Analysis by the Climate Council, released on Wednesday, found Australia’s New Vehicle Efficiency Standard could cut carbon emissions from transport by 20 million tonnes in 2030, and by 80 million tonnes in 2035.

The figure comes despite compromises in the federal government’s proposal that will give automakers more generous emission allowances for commercial vehicles, such as utes, vans and large SUVs.

The fuel-efficiency standard is expected to be debated in parliament in the coming weeks and introduced in January 2025.

The Climate Council’s analysis compared projections from the Department of Transport with emissions from 5.1 million homes connected to gas.

It found the proposed vehicle emission cuts would save the same amount of carbon emissions as disconnecting all Australian homes from gas for more than two years.

By 2035, the study found, Australia’s fuel-efficiency rules would save the same amount of pollution produced by residential gas appliances over more than nine years.

Climate Council policy and advocacy head Jennifer Rayner said the figures showed how important it was for Australia to invest in more energy-efficient forms of transport.

“We can slash climate pollution from transport by cleaning up our cars,” she said.

“Capping the amount of climate pollution new cars produce is a long-overdue piece of the puzzle in giving Australians access to the same clean, efficient cars millions are already buying overseas.”

Energy Minister Chris Bowen and Transport Minister Catherine King launched the government’s final New Vehicle Efficiency Standard proposal late last month, revealing plans to cut emissions from new passenger vehicles by 60 per cent in 2029.
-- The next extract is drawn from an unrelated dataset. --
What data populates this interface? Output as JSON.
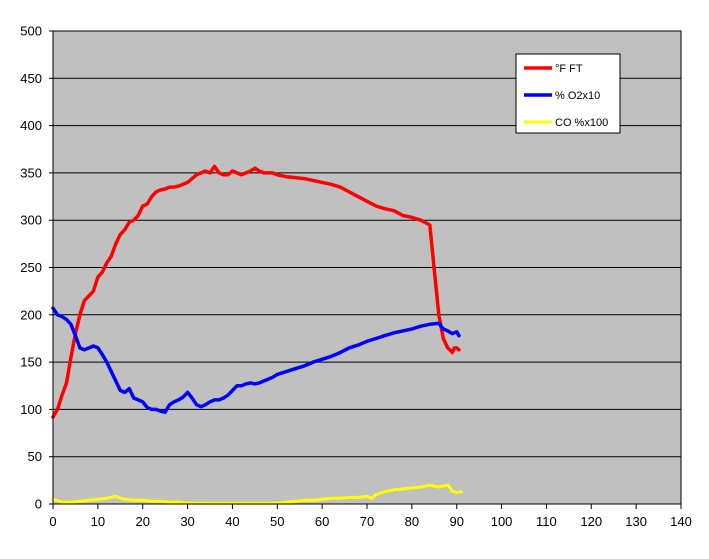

The government will introduce lower pollution cuts for light commercial vehicles, such as utes and vans, as well as some large SUVs, with a target of 50 per cent in 2029.

Penalties for exceeding annual targets set under the standard will not apply until July 2025.

Dr Rayner said the next step for the government to cut transport pollution in Australia should be greater investments in active transport options, including cycling and walking infrastructure.

“Australians deserve more transport options which get us from A to B in ways that benefit our hip pockets, health and environment,” she said.

“Shared and active transport is the next train off the platform for action to keep slashing climate pollution further and faster this decade.”